Mozilla has announced today plans to discontinue one of the three methods through which extensions can be installed in Firefox.

Starting next year, Firefox users won't be able to install extensions by placing an XPI extension file inside a special folder inside a user's Firefox directory.

The method, known as sideloading, was initially created to aid developers of desktop apps. In case they wanted to distribute a Firefox extension with their desktop app, the developers could configure the app's installer to drop a Firefox XPI extension file inside the Firefox browser's folder.

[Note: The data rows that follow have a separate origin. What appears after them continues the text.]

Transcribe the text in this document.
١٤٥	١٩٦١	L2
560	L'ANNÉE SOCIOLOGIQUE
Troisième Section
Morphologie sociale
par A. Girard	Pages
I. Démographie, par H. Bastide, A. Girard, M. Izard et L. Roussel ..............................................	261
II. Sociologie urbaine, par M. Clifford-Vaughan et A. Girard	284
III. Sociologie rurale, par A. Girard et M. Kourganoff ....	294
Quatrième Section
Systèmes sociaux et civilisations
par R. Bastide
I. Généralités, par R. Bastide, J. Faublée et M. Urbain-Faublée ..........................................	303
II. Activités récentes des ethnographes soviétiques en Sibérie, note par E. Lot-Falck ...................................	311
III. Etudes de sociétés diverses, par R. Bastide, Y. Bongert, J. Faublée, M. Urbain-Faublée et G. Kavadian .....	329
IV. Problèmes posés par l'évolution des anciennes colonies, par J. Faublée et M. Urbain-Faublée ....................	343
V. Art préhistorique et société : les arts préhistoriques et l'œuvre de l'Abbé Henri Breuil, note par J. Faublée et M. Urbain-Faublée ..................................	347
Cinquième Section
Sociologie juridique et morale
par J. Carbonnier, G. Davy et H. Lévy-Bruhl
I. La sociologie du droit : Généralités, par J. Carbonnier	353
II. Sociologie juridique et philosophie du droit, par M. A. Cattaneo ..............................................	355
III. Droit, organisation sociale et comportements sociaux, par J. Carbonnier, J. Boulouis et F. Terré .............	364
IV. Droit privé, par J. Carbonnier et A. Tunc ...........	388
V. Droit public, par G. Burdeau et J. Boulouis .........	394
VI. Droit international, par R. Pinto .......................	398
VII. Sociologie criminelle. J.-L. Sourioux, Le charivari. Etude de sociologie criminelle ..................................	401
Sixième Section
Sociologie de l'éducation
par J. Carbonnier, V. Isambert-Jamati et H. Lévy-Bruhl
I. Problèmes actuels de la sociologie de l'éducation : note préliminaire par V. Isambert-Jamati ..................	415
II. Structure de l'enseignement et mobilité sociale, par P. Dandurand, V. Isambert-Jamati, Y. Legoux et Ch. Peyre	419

Sideloading removed because of abuse

This method has been available to Firefox extension developers since the browser's early days. However, today, Mozilla announced plans to discontinue supporting sideloaded extensions, citing security risks.

"Sideloaded extensions frequently cause issues for users since they did not explicitly choose to install them and are unable to remove them from the Add-ons Manager," said Caitlin Neiman, Add-ons Community Manager at Mozilla.

"This mechanism has also been employed in the past to install malware into Firefox," Neiman said.

Two-phase removal plan

As a result, Mozilla plans to stop supporting this feature next year in a two-phase plan.

The first will take place with the release of Firefox 73 in February 2020. Neiman says Firefox will continue to read sideloaded extensions, but they'll be slowly converted into normal add-ons inside a user's Firefox profile, and made available in the browser's Add-ons section.

By March 2020, with the release of Firefox 74, Mozilla plans to completely remove the ability to sideload an extension. By that point, Mozilla hopes that all sideloaded extensions will be moved inside users' Add-ons section.

Through the move, Mozilla also hopes to help clean up some Firefox installations where malware authors were secretly sideloading extensions behind users' backs. Since these extensions will now show up in the Add-ons sections, users will be able to remove any extensions they don't need or don't remember installing.

Two methods of loading extensions remain

Further, Mozilla's blog post on the matter today also serves as a notice for extension developers, who will have to update their extensions and make them available through another installation mechanism.

There are currently two other ways through which developers can distribute extensions, and through which users can install them.

The first and the most widely known is by installing extensions from the official addons.mozilla.org (AMO) portal. Extensions listed here are verified by Mozilla, so most are relatively safe, albeit the security checks aren't 100% sure to catch all malicious code.

The second involves using the "Install Add-on From File" option in Firefox's Add-ons section. Users have to manually download a Firefox XPI extension file, visit the Add-ons section, and then use the "Install Add-on From File" option to load the extension in their browser. This option is usually employed for loading extensions that have to handle sensitive corporate data inside enterprise environments, and can't be distributed via the AMO portal.

There was also a fourth method of loading extensions inside Firefox, but this was removed in September 2018, with the release of Firefox 62. This involved modifying Windows Registry keys to load custom extensions with Firefox installations. This, too, was abused by malware devs, and Mozilla decided to remove it.